Your building sum insured should reflect the full cost to demolish, clear the site, and rebuild your home from scratch — not its market value. NZ rebuild costs rose approximately 50% between 2020 and 2024 due to construction inflation. As a rough guide, budget NZ$3,000–$4,500/m² of living space for standard construction in most regions, more for complex or heritage buildings. BRANZ (Building Research Association of NZ) and some insurers provide online rebuild cost calculators. Review your sum insured annually.
My insurer non-renewed my policy. What are my options?

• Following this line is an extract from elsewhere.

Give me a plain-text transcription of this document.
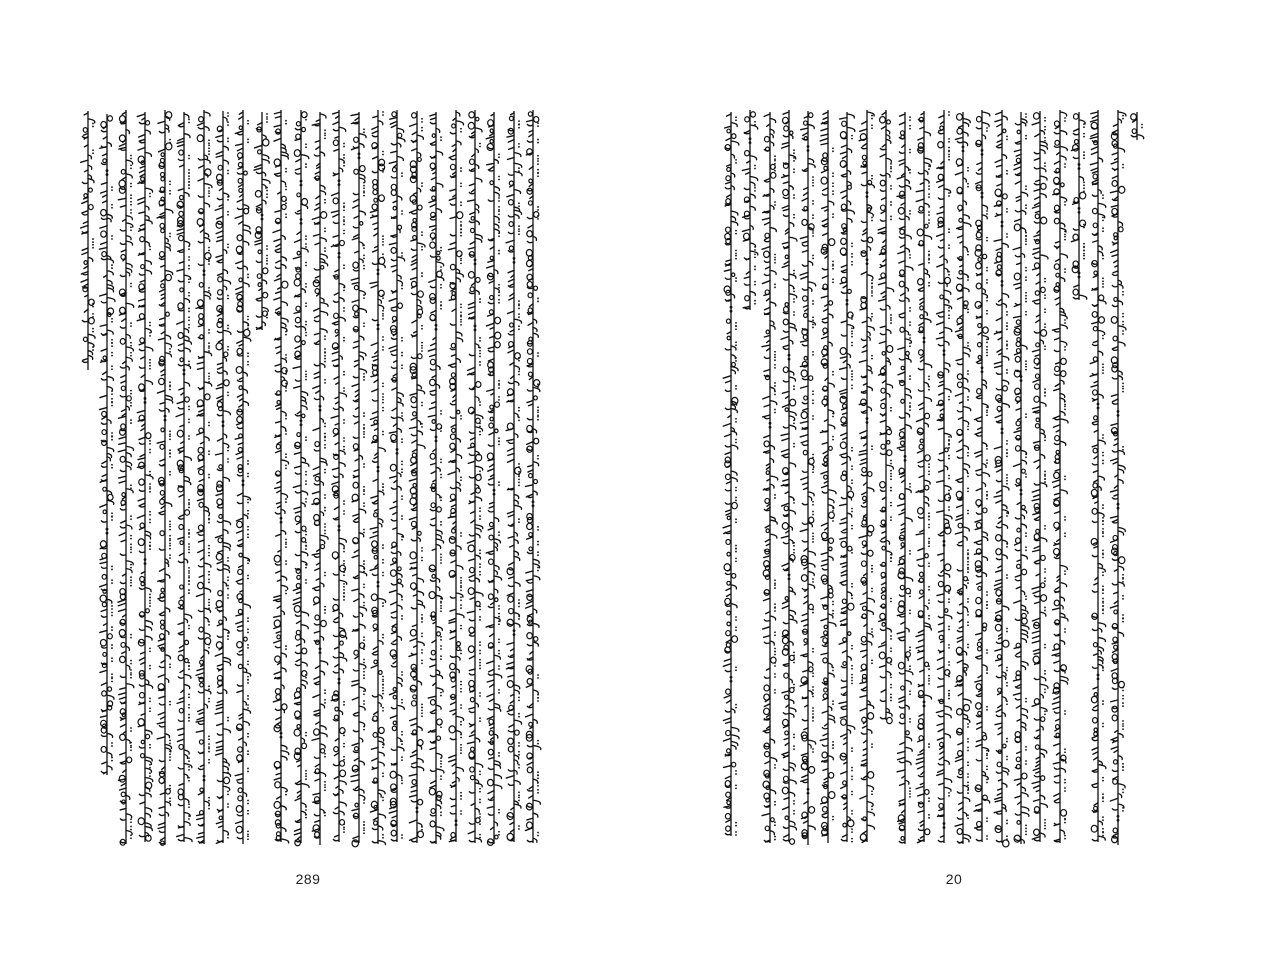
289	20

Contact an independent broker immediately — they have access to non-standard and specialty markets that direct consumers cannot access. Tower, Vero, and AMI (State) are the most active NZ home insurers by policy count; FMG serves rural properties well. If you genuinely cannot obtain cover, contact the Insurance Council of NZ (insurancecouncil.co.nz) or your MP — this is an emerging political issue with potential government intervention under discussion.
Do I need to tell my insurer about renovations?
Yes — always notify your insurer of significant renovations that increase the rebuild value of your property (new kitchen, bathroom addition, extension). Failure to update your sum insured could leave you underinsured. Some insurers also need to know about renovations to assess any change in risk (e.g. adding a wood burner may affect fire risk assessment).